Women who eat plant-based diets report fewer hot flashes. With that said, women who consumed more dairy and meat products had better bone density post-menopause. The conclusion: eating a balanced diet of fruits and vegetables throughout your lifetime will set you up for a healthier perimenopause and postmenopause.

High carbohydrate diets are also related to weight gain and mood irregularities, so sticking to complex carbohydrates like leafy green vegetables and limited simple carbs like breads, pastas, and sweets is a great way to mitigate menopausal weight gain and mood swings.

As estrogen declines, it might be useful to consume foods high in estrogens. Specifically soy and flax meal. These are both phytoestrogens and when metabolized by the body can have protective effects for women.

To help stabilize mood incorporate more foods high in vitamin C like broccoli, bell peppers, citrus fruits, teas, potatoes and yams.

Foods To Avoid

Although the recommendations for helpful foods is fairly broad (whole, natural, organic foods), the foods that will inevitably make menopause more uncomfortable and increase the severity of symptoms are well-known.

As we mentioned before, you definitely want to avoid sugars and processed foods as much as possible. These foods are not great for our long-term health before menopause, and they certainly are not any better afterwards. Sugar causes inflammation in the body, and as your body is at a greater risk for carrying extra weight, developing osteoporosis, cardiovascular disease, and cancer, it is best to keep inflammatory foods at an absolute minimum.

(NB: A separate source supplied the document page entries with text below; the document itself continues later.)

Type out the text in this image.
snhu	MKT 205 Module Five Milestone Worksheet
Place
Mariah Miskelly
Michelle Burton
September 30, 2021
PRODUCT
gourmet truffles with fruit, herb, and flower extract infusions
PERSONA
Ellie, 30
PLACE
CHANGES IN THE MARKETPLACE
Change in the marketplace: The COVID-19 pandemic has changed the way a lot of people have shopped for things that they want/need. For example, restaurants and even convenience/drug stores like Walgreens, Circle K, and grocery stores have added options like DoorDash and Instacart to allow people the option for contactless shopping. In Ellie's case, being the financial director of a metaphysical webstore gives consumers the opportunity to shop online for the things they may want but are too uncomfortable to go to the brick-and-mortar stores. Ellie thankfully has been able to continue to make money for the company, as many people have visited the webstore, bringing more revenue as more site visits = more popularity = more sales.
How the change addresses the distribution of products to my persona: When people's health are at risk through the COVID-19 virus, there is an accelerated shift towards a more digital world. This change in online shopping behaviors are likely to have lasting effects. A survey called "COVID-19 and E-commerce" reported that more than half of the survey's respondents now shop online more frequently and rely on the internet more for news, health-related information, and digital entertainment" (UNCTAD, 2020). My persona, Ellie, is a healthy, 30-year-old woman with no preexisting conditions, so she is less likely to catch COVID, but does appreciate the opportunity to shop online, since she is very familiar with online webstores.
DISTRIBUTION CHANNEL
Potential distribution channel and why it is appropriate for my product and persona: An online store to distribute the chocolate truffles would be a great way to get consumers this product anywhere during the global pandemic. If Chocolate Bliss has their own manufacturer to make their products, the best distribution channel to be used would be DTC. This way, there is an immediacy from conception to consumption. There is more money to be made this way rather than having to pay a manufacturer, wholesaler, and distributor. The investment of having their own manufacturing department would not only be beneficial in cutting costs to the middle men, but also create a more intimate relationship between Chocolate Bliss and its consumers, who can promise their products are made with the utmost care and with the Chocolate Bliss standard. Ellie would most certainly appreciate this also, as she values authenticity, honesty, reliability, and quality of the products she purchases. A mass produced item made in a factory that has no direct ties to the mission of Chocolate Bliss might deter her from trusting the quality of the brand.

For the coffee and alcohol consumers out there the evidence is somewhat conflicted. Some studies have shown that consuming caffeine can increase the severity of hot flashes, but not increase their frequency. Some women report no changes to their hot flashes when they consume caffeine, so again we are seeing how individual the experience is for each woman. It is well reported, though, that alcohol and caffeine disrupt sleep so if catching proper Z’s is difficult during this time, it would be worth limited caffeine and alcohol consumption so you can get your much-needed sleep.

Spicy foods are also not recommended if you are already experiencing intense hot flashes. Spicy foods temporarily increase body temperature, so if a hot flash hits while/after eating spicy foods it could be extra-unpleasant.

Quality of Life During Menopause

One of the best ways to manage menopause is to check in with your current lifestyle habits and your environment to be sure that it is encouraging healthy and happy behaviours. Are your relationships supportive? Are your getting lots of sunshine and rest? Are your consuming enough water and taking time to meditate/check in with your inner well-being?

If any of the above-mentioned things are not acting to support your happiness in life, then it will only make menopause more difficult.